On May 17, 2019, the American Chamber of Commerce hosted the annual APAC Business Summit. At the Summit industry leaders, policy experts, ambassadors and top government officials from across 22 economies spoke about the challenges of investing and conducting business in a rapidly changing economy.
The event covered a number of topics including US-China Investment Cooperation's, Interpretation of China's New Foreign Investment Law, Improvement in IP Protection within the New Foreign Investment Law, Opportunities for Multinational Corporations in the Greater Bay Area, Growth of the Service Industry, the Future of Education, Young Entrepreneurs and more.
Distinguished guests included the Honorable Charles Freeman, former Assistant US Trade Representative for China Affairs, the Honorable Neil Bush, Chairman of President George H.W. Bush China-US Relations Foundation, and Dr. Du Qirui, Deputy Director, Institute of Overseas Investment and Economic Cooperation, Chinese Academy of International Trade and Economic Cooperation of Foreign Investment Institute, Ministry of Commerce PRC.
Following the keynote addresses by several distinguished guests including Tom Loeffler, Former US Congressman from Texas, David C. Buxbaum, Senior Partner of Anderson & Anderson LLP, hosted one of the panels, where Dr. Dave Hon, CEO of Dahon Technologies, spoke eloquently about problems of protecting intellectual property while manufacturing in China. Sam Ho, Managing Director of International Federation Against Copyright Theft (Greater China) Limited, delivered a speech regarding the improvements in IP Protection within the New Foreign Investment Law.
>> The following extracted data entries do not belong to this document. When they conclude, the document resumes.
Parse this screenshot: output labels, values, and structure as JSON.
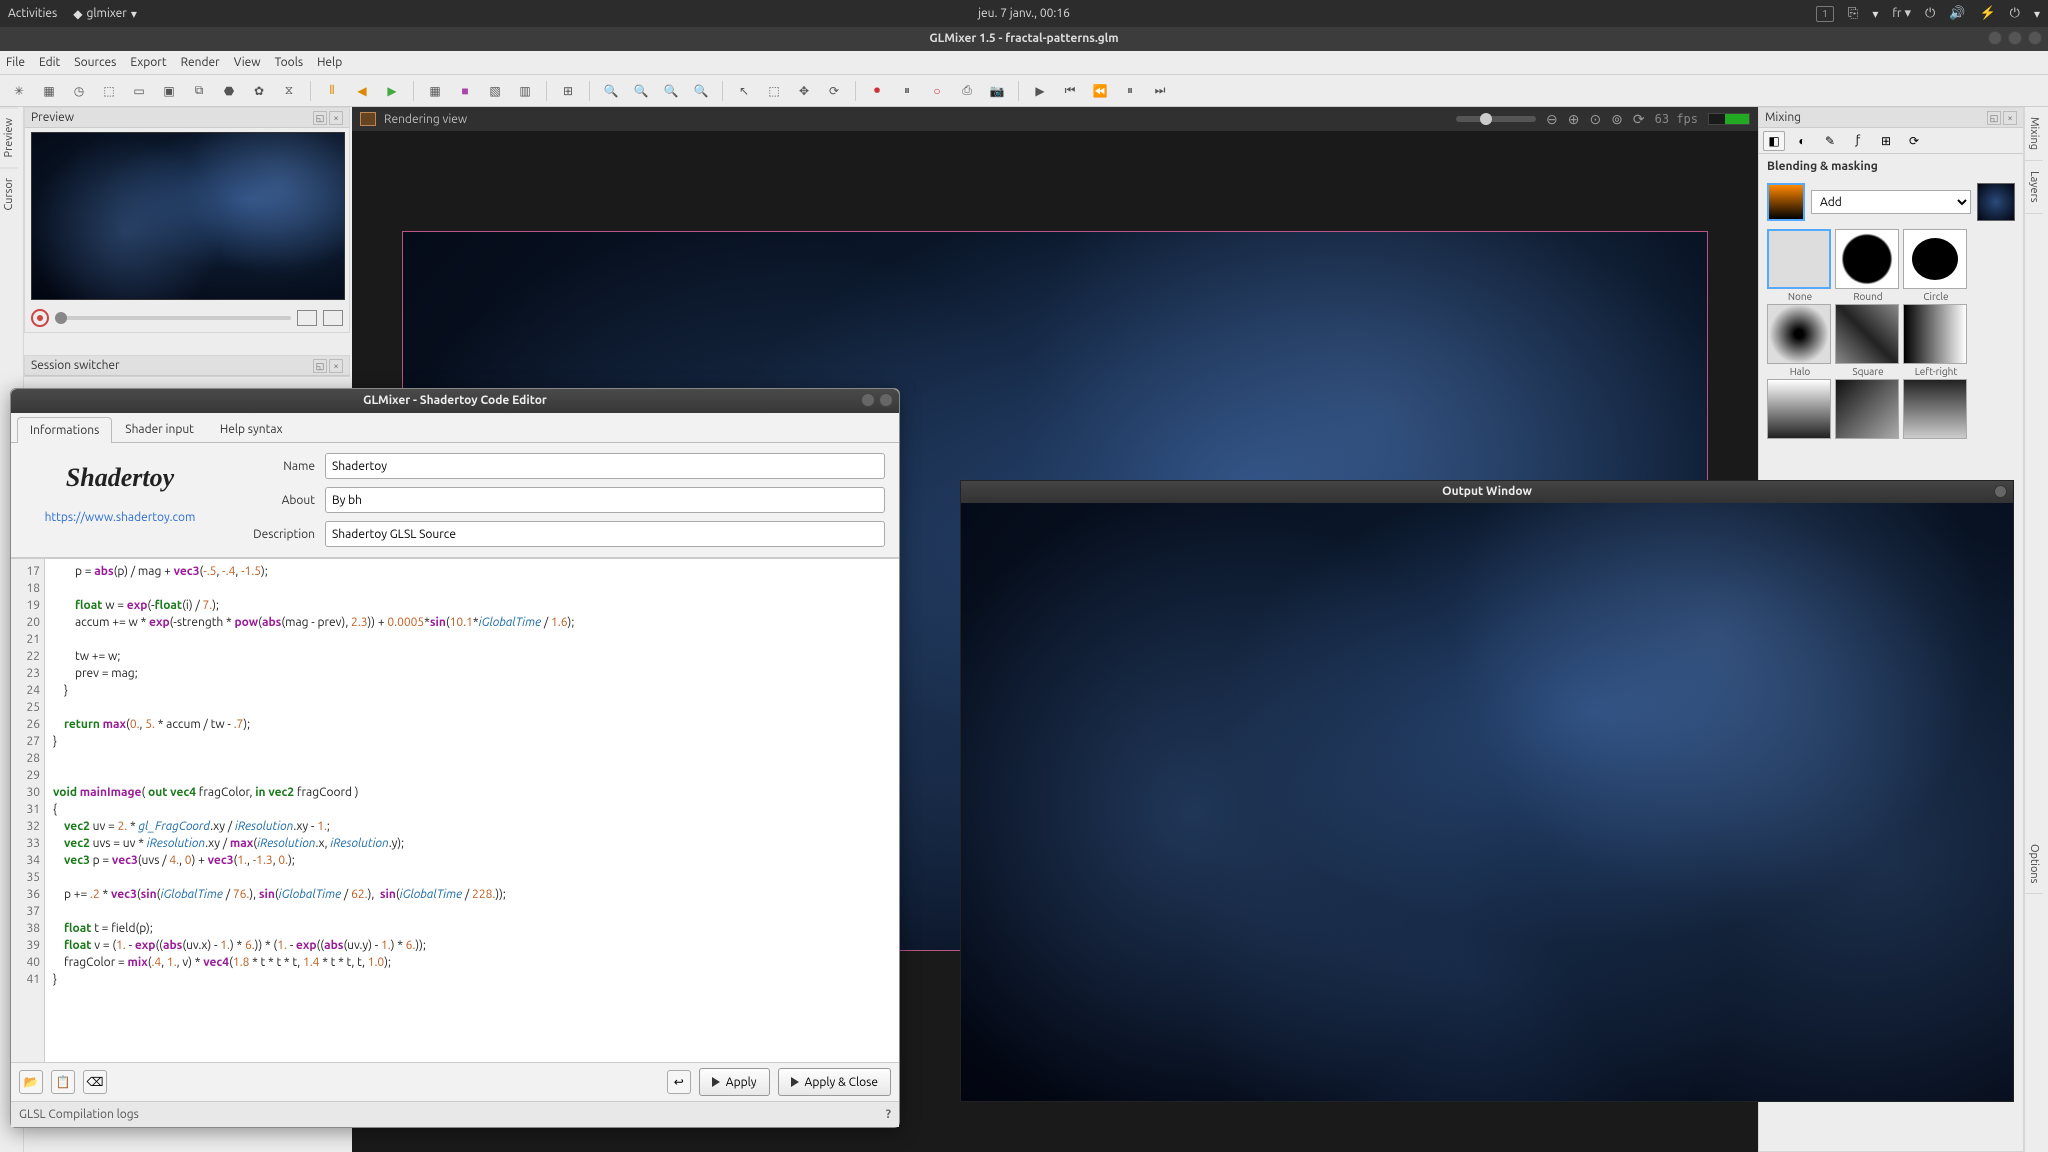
{
  "gnome": {
    "activities": "Activities",
    "app": "glmixer",
    "clock": "jeu.  7 janv., 00:16",
    "indicator": "1",
    "lang": "fr"
  },
  "window": {
    "title": "GLMixer 1.5 - fractal-patterns.glm"
  },
  "menu": [
    "File",
    "Edit",
    "Sources",
    "Export",
    "Render",
    "View",
    "Tools",
    "Help"
  ],
  "rails": {
    "left": [
      "Preview",
      "Cursor"
    ],
    "right": [
      "Mixing",
      "Layers",
      "Options"
    ]
  },
  "preview": {
    "title": "Preview"
  },
  "session": {
    "title": "Session switcher"
  },
  "render": {
    "title": "Rendering view",
    "fps": "63 fps"
  },
  "mixing": {
    "title": "Mixing",
    "section": "Blending & masking",
    "mode": "Add",
    "masks": [
      "None",
      "Round",
      "Circle",
      "Halo",
      "Square",
      "Left-right"
    ]
  },
  "shader": {
    "title": "GLMixer - Shadertoy Code Editor",
    "tabs": [
      "Informations",
      "Shader input",
      "Help syntax"
    ],
    "logo": "Shadertoy",
    "link": "https://www.shadertoy.com",
    "fields": {
      "name_label": "Name",
      "name": "Shadertoy",
      "about_label": "About",
      "about": "By bh",
      "desc_label": "Description",
      "desc": "Shadertoy GLSL Source"
    },
    "buttons": {
      "apply": "Apply",
      "apply_close": "Apply & Close"
    },
    "log": "GLSL Compilation logs",
    "line_start": 17,
    "code_lines": [
      "        p = <fn>abs</fn>(p) / mag + <fn>vec3</fn>(<nu>-.5</nu>, <nu>-.4</nu>, <nu>-1.5</nu>);",
      "",
      "        <ty>float</ty> w = <fn>exp</fn>(-<ty>float</ty>(i) / <nu>7.</nu>);",
      "        accum += w * <fn>exp</fn>(-strength * <fn>pow</fn>(<fn>abs</fn>(mag - prev), <nu>2.3</nu>)) + <nu>0.0005</nu>*<fn>sin</fn>(<nu>10.1</nu>*<id>iGlobalTime</id> / <nu>1.6</nu>);",
      "",
      "        tw += w;",
      "        prev = mag;",
      "    }",
      "",
      "    <kw>return</kw> <fn>max</fn>(<nu>0.</nu>, <nu>5.</nu> * accum / tw - <nu>.7</nu>);",
      "}",
      "",
      "",
      "<ty>void</ty> <fn>mainImage</fn>( <kw>out</kw> <ty>vec4</ty> fragColor, <kw>in</kw> <ty>vec2</ty> fragCoord )",
      "{",
      "    <ty>vec2</ty> uv = <nu>2.</nu> * <id>gl_FragCoord</id>.xy / <id>iResolution</id>.xy - <nu>1.</nu>;",
      "    <ty>vec2</ty> uvs = uv * <id>iResolution</id>.xy / <fn>max</fn>(<id>iResolution</id>.x, <id>iResolution</id>.y);",
      "    <ty>vec3</ty> p = <fn>vec3</fn>(uvs / <nu>4.</nu>, <nu>0</nu>) + <fn>vec3</fn>(<nu>1.</nu>, <nu>-1.3</nu>, <nu>0.</nu>);",
      "",
      "    p += <nu>.2</nu> * <fn>vec3</fn>(<fn>sin</fn>(<id>iGlobalTime</id> / <nu>76.</nu>), <fn>sin</fn>(<id>iGlobalTime</id> / <nu>62.</nu>),  <fn>sin</fn>(<id>iGlobalTime</id> / <nu>228.</nu>));",
      "",
      "    <ty>float</ty> t = field(p);",
      "    <ty>float</ty> v = (<nu>1.</nu> - <fn>exp</fn>((<fn>abs</fn>(uv.x) - <nu>1.</nu>) * <nu>6.</nu>)) * (<nu>1.</nu> - <fn>exp</fn>((<fn>abs</fn>(uv.y) - <nu>1.</nu>) * <nu>6.</nu>));",
      "    fragColor = <fn>mix</fn>(<nu>.4</nu>, <nu>1.</nu>, v) * <fn>vec4</fn>(<nu>1.8</nu> * t * t * t, <nu>1.4</nu> * t * t, t, <nu>1.0</nu>);",
      "}"
    ]
  },
  "output": {
    "title": "Output Window"
  }
}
Mr. Buxbaum also spoke briefly stating that in the early 1800's English law was severely criticized for its indiscriminant harsh punishments for even minor offenses, for lack of relationship between the severity of the crime and punishment and for lack of rational order. When Staunton published a translation of an important portion of the Daqing Luli, the Qing Code it came as a revelation to many people, some of whom realized that Chinese law and procedure at that time, particularly for criminal matters, was far more rational than the English common law. Nevertheless, the English wrongfully foisted their own laws on China as a result of the Opium War, via extraterritoriality. The situation today is completely different than the mid-19th century. While Chinese law and legal institutions have improved dramatically since 1976, considering the great development in China over the last 45 years, the legal institutions still lag behind and the need to upgrade the courts, judicial system and parts of the law to meet the needs of Chinese society and foreigner's using the Chinese legal system, it is urgent and important.